Abstract:
Objective To investigate the long-term trends of mumps incidence among individuals aged <20 years in Zhuji City, Zhejiang Province from 2009 to 2023, so as to provide data support for formulating scientific prevention and control strategies against mumps.
Methods Epidemiological data on mumps incidence among individuals aged <20 years in Zhuji City from 2009 to 2023 were collected from the National Notifiable Infectious Disease Reporting System of the China Disease Control and Prevention Information System. An age-period-cohort (APC) model was employed to analyze the net drift in incidence rates and the effects of age, period, and birth cohort on mumps incidence.
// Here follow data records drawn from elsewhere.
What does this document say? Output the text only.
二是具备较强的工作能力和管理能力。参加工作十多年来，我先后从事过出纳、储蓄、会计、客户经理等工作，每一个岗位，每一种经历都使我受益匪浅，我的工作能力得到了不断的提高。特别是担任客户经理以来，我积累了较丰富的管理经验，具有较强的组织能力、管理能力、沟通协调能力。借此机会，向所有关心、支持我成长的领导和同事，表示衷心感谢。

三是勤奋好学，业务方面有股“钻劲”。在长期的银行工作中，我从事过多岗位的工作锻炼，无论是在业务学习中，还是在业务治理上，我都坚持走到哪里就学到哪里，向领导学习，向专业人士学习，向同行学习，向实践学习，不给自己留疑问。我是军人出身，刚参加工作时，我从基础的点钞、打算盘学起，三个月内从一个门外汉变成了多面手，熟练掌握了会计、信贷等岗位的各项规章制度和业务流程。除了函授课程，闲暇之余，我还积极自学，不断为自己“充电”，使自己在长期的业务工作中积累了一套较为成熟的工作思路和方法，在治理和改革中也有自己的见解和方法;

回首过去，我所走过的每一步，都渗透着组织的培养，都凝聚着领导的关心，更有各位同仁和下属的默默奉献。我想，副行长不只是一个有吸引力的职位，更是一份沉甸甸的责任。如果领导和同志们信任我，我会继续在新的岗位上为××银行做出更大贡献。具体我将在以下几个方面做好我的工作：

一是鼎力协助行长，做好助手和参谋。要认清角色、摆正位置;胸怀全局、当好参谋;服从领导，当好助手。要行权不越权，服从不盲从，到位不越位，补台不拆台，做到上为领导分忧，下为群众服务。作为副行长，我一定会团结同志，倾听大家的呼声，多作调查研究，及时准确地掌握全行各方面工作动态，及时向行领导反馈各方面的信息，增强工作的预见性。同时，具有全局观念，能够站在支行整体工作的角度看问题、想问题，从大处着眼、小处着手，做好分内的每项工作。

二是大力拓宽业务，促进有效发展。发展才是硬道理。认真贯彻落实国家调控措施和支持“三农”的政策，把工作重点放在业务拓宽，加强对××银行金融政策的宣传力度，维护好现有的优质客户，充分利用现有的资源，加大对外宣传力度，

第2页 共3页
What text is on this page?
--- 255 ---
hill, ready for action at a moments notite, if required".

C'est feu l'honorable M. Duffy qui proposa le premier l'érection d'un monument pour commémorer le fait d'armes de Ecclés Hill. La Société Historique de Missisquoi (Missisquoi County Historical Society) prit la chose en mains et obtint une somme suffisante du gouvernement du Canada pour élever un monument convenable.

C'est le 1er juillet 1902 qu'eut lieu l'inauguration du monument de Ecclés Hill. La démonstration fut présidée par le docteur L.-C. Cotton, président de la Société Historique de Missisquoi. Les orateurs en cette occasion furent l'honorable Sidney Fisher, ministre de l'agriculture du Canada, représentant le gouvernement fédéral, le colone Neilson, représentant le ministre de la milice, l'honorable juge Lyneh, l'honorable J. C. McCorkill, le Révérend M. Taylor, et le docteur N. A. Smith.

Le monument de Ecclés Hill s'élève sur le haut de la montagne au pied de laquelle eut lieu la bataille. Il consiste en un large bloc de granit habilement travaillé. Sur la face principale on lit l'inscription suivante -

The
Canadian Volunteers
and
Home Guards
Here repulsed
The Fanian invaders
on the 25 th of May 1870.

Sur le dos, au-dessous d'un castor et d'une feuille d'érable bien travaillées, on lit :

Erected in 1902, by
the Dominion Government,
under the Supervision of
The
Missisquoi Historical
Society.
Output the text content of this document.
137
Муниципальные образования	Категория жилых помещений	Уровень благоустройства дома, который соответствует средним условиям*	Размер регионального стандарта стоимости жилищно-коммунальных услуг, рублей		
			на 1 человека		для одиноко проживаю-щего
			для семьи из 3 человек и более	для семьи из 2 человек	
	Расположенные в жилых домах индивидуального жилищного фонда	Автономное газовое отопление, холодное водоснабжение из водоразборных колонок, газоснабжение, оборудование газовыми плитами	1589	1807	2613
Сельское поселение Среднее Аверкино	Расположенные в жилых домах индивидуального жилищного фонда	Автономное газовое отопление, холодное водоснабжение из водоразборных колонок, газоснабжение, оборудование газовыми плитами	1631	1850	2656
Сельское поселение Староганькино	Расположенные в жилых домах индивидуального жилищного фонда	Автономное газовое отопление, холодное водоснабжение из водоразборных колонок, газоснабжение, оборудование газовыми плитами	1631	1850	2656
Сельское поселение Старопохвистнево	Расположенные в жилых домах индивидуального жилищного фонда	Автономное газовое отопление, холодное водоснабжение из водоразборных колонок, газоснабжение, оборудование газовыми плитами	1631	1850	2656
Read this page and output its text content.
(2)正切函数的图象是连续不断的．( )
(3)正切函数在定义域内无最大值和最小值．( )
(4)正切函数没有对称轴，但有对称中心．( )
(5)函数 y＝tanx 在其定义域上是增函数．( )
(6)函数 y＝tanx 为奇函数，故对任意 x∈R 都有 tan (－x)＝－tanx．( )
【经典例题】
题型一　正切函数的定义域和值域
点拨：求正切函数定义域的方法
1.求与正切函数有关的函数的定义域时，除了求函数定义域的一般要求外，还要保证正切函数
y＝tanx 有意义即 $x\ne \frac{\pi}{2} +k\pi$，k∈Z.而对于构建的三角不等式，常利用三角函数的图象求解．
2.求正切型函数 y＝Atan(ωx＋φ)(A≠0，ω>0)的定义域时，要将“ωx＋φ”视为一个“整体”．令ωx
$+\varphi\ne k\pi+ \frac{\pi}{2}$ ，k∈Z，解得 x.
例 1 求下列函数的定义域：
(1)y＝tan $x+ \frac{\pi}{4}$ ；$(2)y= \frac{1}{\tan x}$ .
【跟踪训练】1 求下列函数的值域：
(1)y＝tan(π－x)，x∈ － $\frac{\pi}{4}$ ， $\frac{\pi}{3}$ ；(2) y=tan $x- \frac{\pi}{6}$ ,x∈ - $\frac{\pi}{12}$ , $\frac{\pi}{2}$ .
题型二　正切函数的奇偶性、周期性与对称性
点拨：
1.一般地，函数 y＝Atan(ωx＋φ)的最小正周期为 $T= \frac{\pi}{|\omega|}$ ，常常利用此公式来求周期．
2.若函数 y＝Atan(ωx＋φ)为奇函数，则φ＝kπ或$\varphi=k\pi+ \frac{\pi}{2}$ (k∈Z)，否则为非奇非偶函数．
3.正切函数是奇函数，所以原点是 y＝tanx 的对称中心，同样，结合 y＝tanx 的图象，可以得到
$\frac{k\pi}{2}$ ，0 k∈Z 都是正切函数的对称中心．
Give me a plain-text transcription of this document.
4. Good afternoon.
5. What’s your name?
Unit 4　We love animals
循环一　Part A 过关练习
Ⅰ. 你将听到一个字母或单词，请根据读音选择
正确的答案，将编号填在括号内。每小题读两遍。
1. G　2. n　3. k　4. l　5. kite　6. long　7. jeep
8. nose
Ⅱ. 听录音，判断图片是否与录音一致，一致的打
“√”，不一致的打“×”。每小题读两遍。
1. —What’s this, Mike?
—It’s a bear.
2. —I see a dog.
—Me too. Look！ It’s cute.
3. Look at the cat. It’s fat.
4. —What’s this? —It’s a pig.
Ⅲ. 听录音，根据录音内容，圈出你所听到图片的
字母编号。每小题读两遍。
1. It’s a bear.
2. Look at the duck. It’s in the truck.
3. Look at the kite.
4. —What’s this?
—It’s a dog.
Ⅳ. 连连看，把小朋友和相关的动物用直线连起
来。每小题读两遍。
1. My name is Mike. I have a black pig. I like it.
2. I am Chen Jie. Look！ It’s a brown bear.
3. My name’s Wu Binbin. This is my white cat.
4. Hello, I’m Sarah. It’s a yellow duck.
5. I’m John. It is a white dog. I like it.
Results A total of 5 890 cases of mumps were reported among individuals aged <20 years in Zhuji City from 2009 to 2023, with an average annual reported incidence rate of 167.24/100 000. The APC model analysis revealed that the highest incidence of mumps was observed in the 5 to <10 years age group (202.60/100 000). Over the period from 2009 to 2023, the incidence of mumps in Zhuji City showed an overall decline trend, with a net drift of -12.828% (95%CI:-17.406%‒-7.996% ). After adjusting for age and birth cohort effects, the highest risk of mumps incidence was observed between 2009 and 2013 relative risk (RR)=2.146, 95%CI: 1.361‒3.384. After adjusting for age and period effects, the 1994‒1998 birth cohort exhibited the highest risk of mumps incidence (RR=31.849, 95%CI: 5.505‒184.269), followed by 1999‒2003 birth cohort (RR=10.105, 95%CI: 4.496‒22.711) and 2004‒2008 birth cohort (RR=2.758, 95%CI: 1.659‒4.586). No statistically significant difference was observed in the risk of mumps between the 2014‒2018 and 2019‒2023 birth cohorts, with relative risks of 1.311 (95%CI: 0.761‒2.259 ) and 1.228 (95%CI: 0.485‒3.106), respectively.
Conclusion From 2009 to 2023, the incidence of mumps among individuals aged <20 years in Zhuji City showed an overall downward trend, with statistically significant differences observed across age groups, time periods, and birth cohorts. Based upon the existing national immunization strategy, priorities should be given to enhance surveillance and interventions for school-aged children aged 5‒<10 years.